In three seasons with the Warriors, Kevin Durant won two championships and two NBA Finals MVPs.
If he didn't get hurt, it could have been 3-for-3 in both departments.
On June 30, KD announced that he was going to sign with the Brooklyn Nets in free agency. On Monday, Golden State general manager Bob Myers said he doesn't think there's anything the Warriors could have done differently to keep the 10-time All-Star with the franchise.
ESPN's Brian Windhorst agrees, and offered the following context Monday on The Jump:
"I think even if he doesn't get hurt, even if they win the title, I think there's a good chance he was leaving. You never know for sure. The thing about the Warriors, they were very alarmed after winning two titles that Durant didn't seem to have the joy.
"We knew he suffered the downsides of what it meant to come to the Warriors. When he took and raised that Bill Russell trophy twice -- and didn't have the joy -- they were worried last summer.
"Normally you would think, 'Oh my gosh, this guy just won two titles and two MVPs -- this guy is locked up with us for life.' And they were worried about it way back then, and as the season went along it only made it even worse."
Let's provide even more context.
In late March 2018 -- about nine months after the Dubs won the title -- KD revealed the following story on The Bill Simmons Podcast:
"People tell us we're superstars, and we really aren't ... after we won the championship, I had Taco Bell and it ran through me just like it would a normal person. I'm like, 'Oh sh--. I thought I had a golden stomach (joking). I thought I was immune to everything, but no.
"That's the perception of it all -- we're just immortal. We're normal fu**ing people who are really good at what we do. But at the end of the day, we go to sleep just like everybody else. We really put on our pants just like everybody else ... it made me realize that I am not king anything because we won a championship."

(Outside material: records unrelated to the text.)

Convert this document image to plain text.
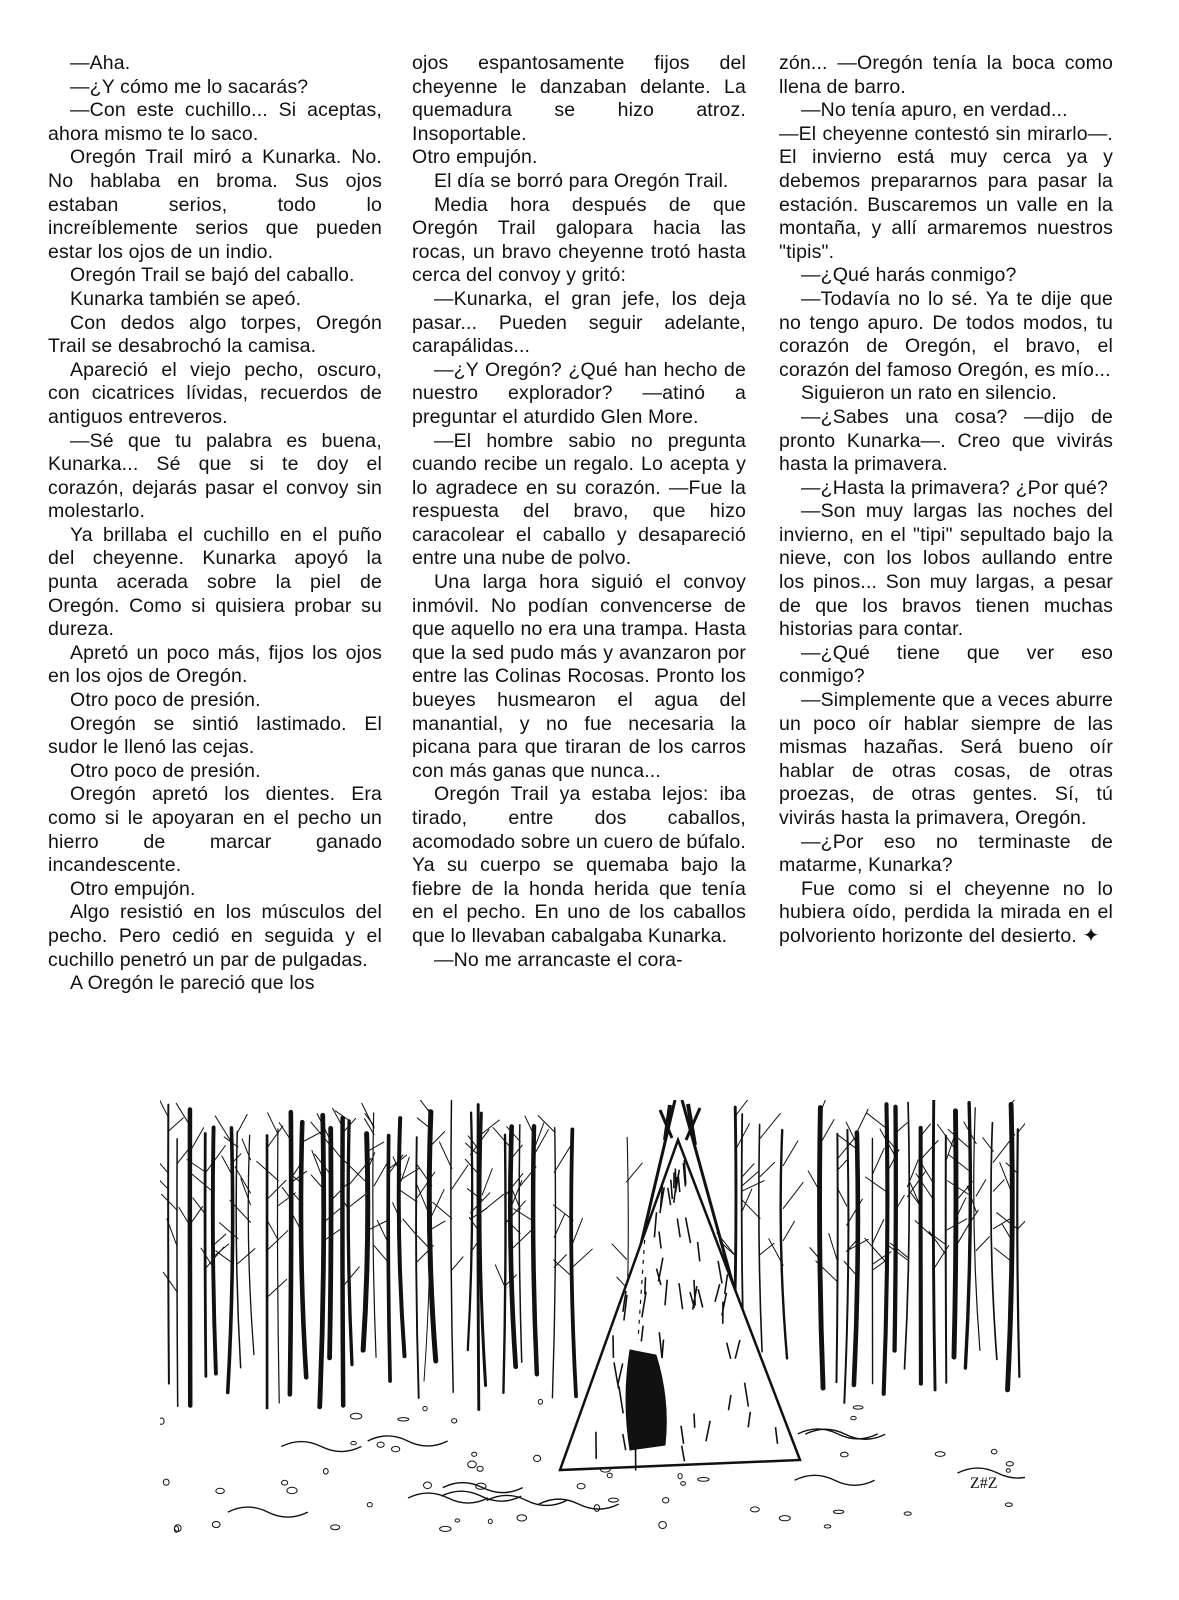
—Aha.

—¿Y cómo me lo sacarás?

—Con este cuchillo... Si aceptas, ahora mismo te lo saco.

Oregón Trail miró a Kunarka. No. No hablaba en broma. Sus ojos estaban serios, todo lo increíblemente serios que pueden estar los ojos de un indio.

Oregón Trail se bajó del caballo.

Kunarka también se apeó.

Con dedos algo torpes, Oregón Trail se desabrochó la camisa.

Apareció el viejo pecho, oscuro, con cicatrices lívidas, recuerdos de antiguos entreveros.

—Sé que tu palabra es buena, Kunarka... Sé que si te doy el corazón, dejarás pasar el convoy sin molestarlo.

Ya brillaba el cuchillo en el puño del cheyenne. Kunarka apoyó la punta acerada sobre la piel de Oregón. Como si quisiera probar su dureza.

Apretó un poco más, fijos los ojos en los ojos de Oregón.

Otro poco de presión.

Oregón se sintió lastimado. El sudor le llenó las cejas.

Otro poco de presión.

Oregón apretó los dientes. Era como si le apoyaran en el pecho un hierro de marcar ganado incandescente.

Otro empujón.

Algo resistió en los músculos del pecho. Pero cedió en seguida y el cuchillo penetró un par de pulgadas.

A Oregón le pareció que los

ojos espantosamente fijos del cheyenne le danzaban delante. La quemadura se hizo atroz. Insoportable.

Otro empujón.

El día se borró para Oregón Trail.

Media hora después de que Oregón Trail galopara hacia las rocas, un bravo cheyenne trotó hasta cerca del convoy y gritó:

—Kunarka, el gran jefe, los deja pasar... Pueden seguir adelante, carapálidas...

—¿Y Oregón? ¿Qué han hecho de nuestro explorador? —atinó a preguntar el aturdido Glen More.

—El hombre sabio no pregunta cuando recibe un regalo. Lo acepta y lo agradece en su corazón. —Fue la respuesta del bravo, que hizo caracolear el caballo y desapareció entre una nube de polvo.

Una larga hora siguió el convoy inmóvil. No podían convencerse de que aquello no era una trampa. Hasta que la sed pudo más y avanzaron por entre las Colinas Rocosas. Pronto los bueyes husmearon el agua del manantial, y no fue necesaria la picana para que tiraran de los carros con más ganas que nunca...

Oregón Trail ya estaba lejos: iba tirado, entre dos caballos, acomodado sobre un cuero de búfalo. Ya su cuerpo se quemaba bajo la fiebre de la honda herida que tenía en el pecho. En uno de los caballos que lo llevaban cabalgaba Kunarka.

—No me arrancaste el cora-

zón... —Oregón tenía la boca como llena de barro.

—No tenía apuro, en verdad...

—El cheyenne contestó sin mirarlo—. El invierno está muy cerca ya y debemos prepararnos para pasar la estación. Buscaremos un valle en la montaña, y allí armaremos nuestros "tipis".

—¿Qué harás conmigo?

—Todavía no lo sé. Ya te dije que no tengo apuro. De todos modos, tu corazón de Oregón, el bravo, el corazón del famoso Oregón, es mío...

Siguieron un rato en silencio.

—¿Sabes una cosa? —dijo de pronto Kunarka—. Creo que vivirás hasta la primavera.

—¿Hasta la primavera? ¿Por qué?

—Son muy largas las noches del invierno, en el "tipi" sepultado bajo la nieve, con los lobos aullando entre los pinos... Son muy largas, a pesar de que los bravos tienen muchas historias para contar.

—¿Qué tiene que ver eso conmigo?

—Simplemente que a veces aburre un poco oír hablar siempre de las mismas hazañas. Será bueno oír hablar de otras cosas, de otras proezas, de otras gentes. Sí, tú vivirás hasta la primavera, Oregón.

—¿Por eso no terminaste de matarme, Kunarka?

Fue como si el cheyenne no lo hubiera oído, perdida la mirada en el polvoriento horizonte del desierto. ✦

Z#Z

A couple months later, after the Dubs won back-to-back championships, ESPN's Zach Lowe wrote the following:
Both [Steve] Kerr and [Steve] Nash saw the drifting start over the summer, after Durant realized his first championship would not complete his life -- or silence every critic. He didn't work as often with Nash, or as productively, as planned.
"He didn't have a great summer," Nash says. "He was searching for what it all meant. He thought a championship would change everything, and found out it doesn't. He was not fulfilled. He didn't work out as much as he normally does."
For a multitude of reasons -- some of which have come to light -- KD felt like it was time to leave Golden State.
You can only hope he finds what he's looking for.